I’ve been aided in this endeavor by a dear friend who lived in Paris for many years. With his help, I peeled back the layers to find unusual things to do in Paris. They’re so much more enjoyable than jockeying for position in front of the Mona Lisa
The Best Off the Beaten Path Hidden Gems in Paris
I’ve put together a list of 30 of Paris’ off the beaten path destinations and less visited sites. Because who wants to join a horde of tourists pouring off double decker buses engaged in mass consumption?
If you want to discover Paris’ best kept secrets and avoid tourist traps, read along.
1. La Conciergerie: Royal Palace and Prison
La Conciergerie isn’t an unknown or secret spot exactly. It’s UNESCO-listed, after all. But it’s a rather dark and dank space, so not many tourists actually venture inside, headed to the more popular Saint-Chapelle instead.
But that’s a mistake. Especially if you’re a history buff and want to re-live the French Revolution.
The underrated Conciergerie was built in the 6th century. It was the residence of Clovis, the first King of France and used to be a royal palace.
In the 14th century, the kings and queens abandoned the gloomy Gothic palace and decamped for brighter digs.
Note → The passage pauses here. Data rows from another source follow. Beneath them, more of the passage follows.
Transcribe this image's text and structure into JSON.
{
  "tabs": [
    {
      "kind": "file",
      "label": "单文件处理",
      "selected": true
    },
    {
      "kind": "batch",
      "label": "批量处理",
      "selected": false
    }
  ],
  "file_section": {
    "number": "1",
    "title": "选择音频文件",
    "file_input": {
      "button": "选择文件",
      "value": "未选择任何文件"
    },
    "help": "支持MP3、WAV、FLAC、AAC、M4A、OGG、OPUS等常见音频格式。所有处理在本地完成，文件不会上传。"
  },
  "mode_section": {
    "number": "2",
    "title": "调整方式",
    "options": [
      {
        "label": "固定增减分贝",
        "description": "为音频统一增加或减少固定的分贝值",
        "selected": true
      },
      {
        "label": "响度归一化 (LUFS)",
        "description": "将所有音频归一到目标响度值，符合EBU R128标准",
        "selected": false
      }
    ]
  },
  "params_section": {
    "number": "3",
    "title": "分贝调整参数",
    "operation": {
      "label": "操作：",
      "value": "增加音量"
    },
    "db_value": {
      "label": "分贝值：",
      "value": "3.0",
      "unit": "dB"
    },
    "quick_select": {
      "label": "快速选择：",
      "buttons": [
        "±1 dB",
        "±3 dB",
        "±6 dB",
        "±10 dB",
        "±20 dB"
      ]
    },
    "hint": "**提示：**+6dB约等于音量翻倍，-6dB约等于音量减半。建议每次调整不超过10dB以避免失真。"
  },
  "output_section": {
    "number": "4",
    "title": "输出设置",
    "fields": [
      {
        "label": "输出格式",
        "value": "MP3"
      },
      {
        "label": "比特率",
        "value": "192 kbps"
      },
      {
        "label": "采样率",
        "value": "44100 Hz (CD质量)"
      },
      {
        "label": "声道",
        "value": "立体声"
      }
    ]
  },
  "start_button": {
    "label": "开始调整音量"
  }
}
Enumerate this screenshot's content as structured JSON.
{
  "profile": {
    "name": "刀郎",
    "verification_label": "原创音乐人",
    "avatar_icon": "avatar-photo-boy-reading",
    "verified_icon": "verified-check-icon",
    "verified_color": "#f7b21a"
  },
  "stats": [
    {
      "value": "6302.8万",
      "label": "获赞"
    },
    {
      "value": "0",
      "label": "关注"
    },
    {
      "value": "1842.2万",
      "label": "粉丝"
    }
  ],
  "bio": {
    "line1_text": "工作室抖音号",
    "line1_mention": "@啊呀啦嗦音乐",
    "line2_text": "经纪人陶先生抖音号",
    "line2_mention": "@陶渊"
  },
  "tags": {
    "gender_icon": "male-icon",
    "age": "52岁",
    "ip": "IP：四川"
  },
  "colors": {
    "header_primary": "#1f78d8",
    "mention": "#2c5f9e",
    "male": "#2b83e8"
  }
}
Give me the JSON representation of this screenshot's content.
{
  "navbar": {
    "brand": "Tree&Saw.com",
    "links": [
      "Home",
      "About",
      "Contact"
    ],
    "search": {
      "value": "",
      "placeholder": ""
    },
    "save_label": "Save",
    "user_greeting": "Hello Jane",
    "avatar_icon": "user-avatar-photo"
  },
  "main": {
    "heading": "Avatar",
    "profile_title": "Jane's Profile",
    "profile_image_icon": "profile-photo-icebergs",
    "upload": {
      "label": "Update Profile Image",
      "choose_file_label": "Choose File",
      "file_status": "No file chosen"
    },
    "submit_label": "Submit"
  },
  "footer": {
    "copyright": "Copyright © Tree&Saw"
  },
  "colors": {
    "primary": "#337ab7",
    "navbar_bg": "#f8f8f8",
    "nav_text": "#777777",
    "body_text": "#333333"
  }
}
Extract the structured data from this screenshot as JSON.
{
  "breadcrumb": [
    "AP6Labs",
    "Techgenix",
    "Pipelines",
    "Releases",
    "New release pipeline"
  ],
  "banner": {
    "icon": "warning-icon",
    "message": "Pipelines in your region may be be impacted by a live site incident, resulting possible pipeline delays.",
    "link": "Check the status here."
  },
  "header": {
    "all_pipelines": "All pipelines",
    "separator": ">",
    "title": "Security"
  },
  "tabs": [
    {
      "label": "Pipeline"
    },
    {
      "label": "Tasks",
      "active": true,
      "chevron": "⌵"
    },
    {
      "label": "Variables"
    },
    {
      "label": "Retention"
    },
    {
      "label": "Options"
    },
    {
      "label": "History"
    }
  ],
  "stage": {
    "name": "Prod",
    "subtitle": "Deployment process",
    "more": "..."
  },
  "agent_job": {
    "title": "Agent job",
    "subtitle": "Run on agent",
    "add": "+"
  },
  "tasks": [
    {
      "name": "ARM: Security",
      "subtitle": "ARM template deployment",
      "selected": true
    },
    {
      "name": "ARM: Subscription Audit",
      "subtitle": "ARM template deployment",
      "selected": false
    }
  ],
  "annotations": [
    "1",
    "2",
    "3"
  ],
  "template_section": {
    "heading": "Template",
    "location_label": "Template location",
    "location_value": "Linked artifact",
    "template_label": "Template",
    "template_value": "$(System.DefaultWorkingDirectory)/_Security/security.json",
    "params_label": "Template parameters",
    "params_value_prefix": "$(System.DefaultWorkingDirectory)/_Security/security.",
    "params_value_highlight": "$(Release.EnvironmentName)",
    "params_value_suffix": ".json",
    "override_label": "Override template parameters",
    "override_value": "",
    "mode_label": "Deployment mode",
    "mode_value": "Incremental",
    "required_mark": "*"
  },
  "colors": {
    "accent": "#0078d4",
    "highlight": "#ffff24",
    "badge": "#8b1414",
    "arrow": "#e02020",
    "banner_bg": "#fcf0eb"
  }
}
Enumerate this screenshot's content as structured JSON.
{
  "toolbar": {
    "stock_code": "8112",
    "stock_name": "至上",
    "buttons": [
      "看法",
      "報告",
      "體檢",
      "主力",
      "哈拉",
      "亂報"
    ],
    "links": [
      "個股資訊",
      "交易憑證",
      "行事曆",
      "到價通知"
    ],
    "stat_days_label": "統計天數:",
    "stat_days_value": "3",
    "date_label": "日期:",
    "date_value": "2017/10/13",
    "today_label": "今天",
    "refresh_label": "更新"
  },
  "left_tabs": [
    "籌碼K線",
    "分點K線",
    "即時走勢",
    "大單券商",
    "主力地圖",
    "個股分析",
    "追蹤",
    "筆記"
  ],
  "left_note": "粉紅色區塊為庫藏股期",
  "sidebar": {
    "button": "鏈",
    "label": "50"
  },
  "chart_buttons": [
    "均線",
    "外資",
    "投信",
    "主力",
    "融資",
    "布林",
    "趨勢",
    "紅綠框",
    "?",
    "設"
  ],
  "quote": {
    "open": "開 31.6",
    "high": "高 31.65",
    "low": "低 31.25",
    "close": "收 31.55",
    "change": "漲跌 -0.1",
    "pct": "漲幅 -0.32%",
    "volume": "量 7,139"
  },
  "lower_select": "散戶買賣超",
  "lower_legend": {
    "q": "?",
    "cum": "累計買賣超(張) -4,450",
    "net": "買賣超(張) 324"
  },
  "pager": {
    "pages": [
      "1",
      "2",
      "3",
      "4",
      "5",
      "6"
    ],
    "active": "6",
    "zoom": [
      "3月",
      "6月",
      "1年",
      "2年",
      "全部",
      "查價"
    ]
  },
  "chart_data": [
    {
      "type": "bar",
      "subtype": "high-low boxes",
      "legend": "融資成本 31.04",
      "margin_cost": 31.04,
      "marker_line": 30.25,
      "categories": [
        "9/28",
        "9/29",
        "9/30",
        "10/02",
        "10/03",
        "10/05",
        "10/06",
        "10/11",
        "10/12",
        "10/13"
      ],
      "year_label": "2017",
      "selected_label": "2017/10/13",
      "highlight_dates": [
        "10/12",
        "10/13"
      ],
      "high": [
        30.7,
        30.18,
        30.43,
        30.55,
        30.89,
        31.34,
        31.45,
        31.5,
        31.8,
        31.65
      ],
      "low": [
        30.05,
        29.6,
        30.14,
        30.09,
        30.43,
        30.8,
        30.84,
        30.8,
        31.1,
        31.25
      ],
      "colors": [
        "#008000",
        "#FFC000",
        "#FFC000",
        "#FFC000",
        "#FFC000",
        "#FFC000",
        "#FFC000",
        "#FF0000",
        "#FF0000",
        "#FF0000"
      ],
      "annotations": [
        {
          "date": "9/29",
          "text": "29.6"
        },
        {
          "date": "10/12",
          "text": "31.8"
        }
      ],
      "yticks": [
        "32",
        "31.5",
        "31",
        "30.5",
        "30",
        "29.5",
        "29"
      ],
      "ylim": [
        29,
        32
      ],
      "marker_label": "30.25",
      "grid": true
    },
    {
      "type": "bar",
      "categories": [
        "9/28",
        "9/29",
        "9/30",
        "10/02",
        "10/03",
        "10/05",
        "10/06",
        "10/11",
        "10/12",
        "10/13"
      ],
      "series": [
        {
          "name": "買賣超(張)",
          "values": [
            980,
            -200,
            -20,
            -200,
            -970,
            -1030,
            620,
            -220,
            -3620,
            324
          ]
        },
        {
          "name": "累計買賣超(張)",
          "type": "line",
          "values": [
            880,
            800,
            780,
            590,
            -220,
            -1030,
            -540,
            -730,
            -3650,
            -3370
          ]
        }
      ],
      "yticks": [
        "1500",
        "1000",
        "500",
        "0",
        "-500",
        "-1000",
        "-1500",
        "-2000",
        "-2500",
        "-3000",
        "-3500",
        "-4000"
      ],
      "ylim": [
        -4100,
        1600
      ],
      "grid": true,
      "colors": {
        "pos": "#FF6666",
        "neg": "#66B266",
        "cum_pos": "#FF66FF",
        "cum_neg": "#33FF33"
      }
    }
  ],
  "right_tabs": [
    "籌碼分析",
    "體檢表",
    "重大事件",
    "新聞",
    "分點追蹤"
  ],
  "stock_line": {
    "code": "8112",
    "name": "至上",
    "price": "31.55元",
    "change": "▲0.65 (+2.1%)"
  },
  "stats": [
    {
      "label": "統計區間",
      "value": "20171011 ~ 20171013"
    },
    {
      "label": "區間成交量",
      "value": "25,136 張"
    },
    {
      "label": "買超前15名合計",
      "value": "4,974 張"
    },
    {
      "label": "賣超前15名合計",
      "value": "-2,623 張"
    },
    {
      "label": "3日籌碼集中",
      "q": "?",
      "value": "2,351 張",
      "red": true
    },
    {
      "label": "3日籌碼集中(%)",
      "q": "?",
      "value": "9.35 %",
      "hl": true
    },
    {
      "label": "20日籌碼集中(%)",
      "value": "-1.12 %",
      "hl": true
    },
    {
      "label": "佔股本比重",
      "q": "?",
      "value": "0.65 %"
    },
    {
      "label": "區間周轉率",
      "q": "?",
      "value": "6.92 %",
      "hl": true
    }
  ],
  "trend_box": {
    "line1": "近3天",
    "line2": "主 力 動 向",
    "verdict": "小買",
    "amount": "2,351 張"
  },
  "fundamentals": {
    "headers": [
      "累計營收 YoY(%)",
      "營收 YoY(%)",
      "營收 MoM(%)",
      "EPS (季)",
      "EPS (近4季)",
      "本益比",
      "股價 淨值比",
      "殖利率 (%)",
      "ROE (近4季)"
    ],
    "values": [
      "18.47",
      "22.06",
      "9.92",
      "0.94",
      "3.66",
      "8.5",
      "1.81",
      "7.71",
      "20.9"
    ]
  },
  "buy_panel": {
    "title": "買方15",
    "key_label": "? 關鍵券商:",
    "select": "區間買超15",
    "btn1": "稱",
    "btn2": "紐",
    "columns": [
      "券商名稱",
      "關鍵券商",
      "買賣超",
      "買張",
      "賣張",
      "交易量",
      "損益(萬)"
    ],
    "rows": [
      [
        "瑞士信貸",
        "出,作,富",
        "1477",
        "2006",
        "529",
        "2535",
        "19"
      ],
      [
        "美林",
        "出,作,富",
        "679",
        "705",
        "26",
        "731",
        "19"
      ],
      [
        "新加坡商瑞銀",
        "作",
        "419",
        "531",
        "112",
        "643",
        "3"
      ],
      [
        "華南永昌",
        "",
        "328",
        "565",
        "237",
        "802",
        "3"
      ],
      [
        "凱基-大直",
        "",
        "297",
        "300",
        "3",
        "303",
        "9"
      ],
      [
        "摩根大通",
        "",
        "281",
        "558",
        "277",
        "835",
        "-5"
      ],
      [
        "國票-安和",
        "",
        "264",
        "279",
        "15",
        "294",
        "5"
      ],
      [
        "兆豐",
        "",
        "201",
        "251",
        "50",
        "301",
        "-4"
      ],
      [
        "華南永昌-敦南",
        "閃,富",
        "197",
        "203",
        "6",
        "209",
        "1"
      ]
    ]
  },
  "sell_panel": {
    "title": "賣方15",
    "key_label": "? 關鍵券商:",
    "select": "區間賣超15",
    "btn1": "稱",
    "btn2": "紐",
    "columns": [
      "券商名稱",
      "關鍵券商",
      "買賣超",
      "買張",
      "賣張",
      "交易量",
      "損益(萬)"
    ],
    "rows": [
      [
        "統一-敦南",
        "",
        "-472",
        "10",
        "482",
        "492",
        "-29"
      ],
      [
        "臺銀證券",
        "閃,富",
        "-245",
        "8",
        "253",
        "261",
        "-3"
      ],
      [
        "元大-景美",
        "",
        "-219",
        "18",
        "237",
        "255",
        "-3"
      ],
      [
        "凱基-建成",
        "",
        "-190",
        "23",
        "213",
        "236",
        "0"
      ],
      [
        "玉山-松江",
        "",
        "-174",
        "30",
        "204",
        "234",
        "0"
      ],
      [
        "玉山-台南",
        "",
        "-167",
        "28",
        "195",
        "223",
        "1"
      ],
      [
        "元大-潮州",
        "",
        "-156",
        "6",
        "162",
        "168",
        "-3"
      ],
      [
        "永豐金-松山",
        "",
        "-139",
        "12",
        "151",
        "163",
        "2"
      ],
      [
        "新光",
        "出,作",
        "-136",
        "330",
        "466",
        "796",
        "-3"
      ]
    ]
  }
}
When King Charles V, the last royal resident, moved out, he appointed the first “Concierge” and renamed the edifice La Conciergerie.
After the French Revolution, the Conciergerie became the “antechamber of the guillotine” — the last stop before people were marched to the Place de la Concorde and beheaded.
It boasts a stunning and atmospheric vaulted ceiling, the Salon des gens d’armes, which was declared a UNESCO site in 2006.
On one corner of the Conciergerie, you’ll spy the Tour de Horloge. It contains Paris’ oldest clock. King Charles V conceived it as Paris’ first public clock. It was installed in 1535, gilded in 1585, and still keeps time for Parisians.
Where to find the Conciergerie: 2 Boulevard du Palais, 75001 Paris
2. Auberge Nicolas Flamel: Paris’ Oldest House
Down a winding cobbled road in the Marais neighborhood of Paris, you’ll find a rather unusual stone house dating from 1407 and covered in symbols. It’s officially the oldest house in Paris. Now, it’s the site of a restaurant and hotel.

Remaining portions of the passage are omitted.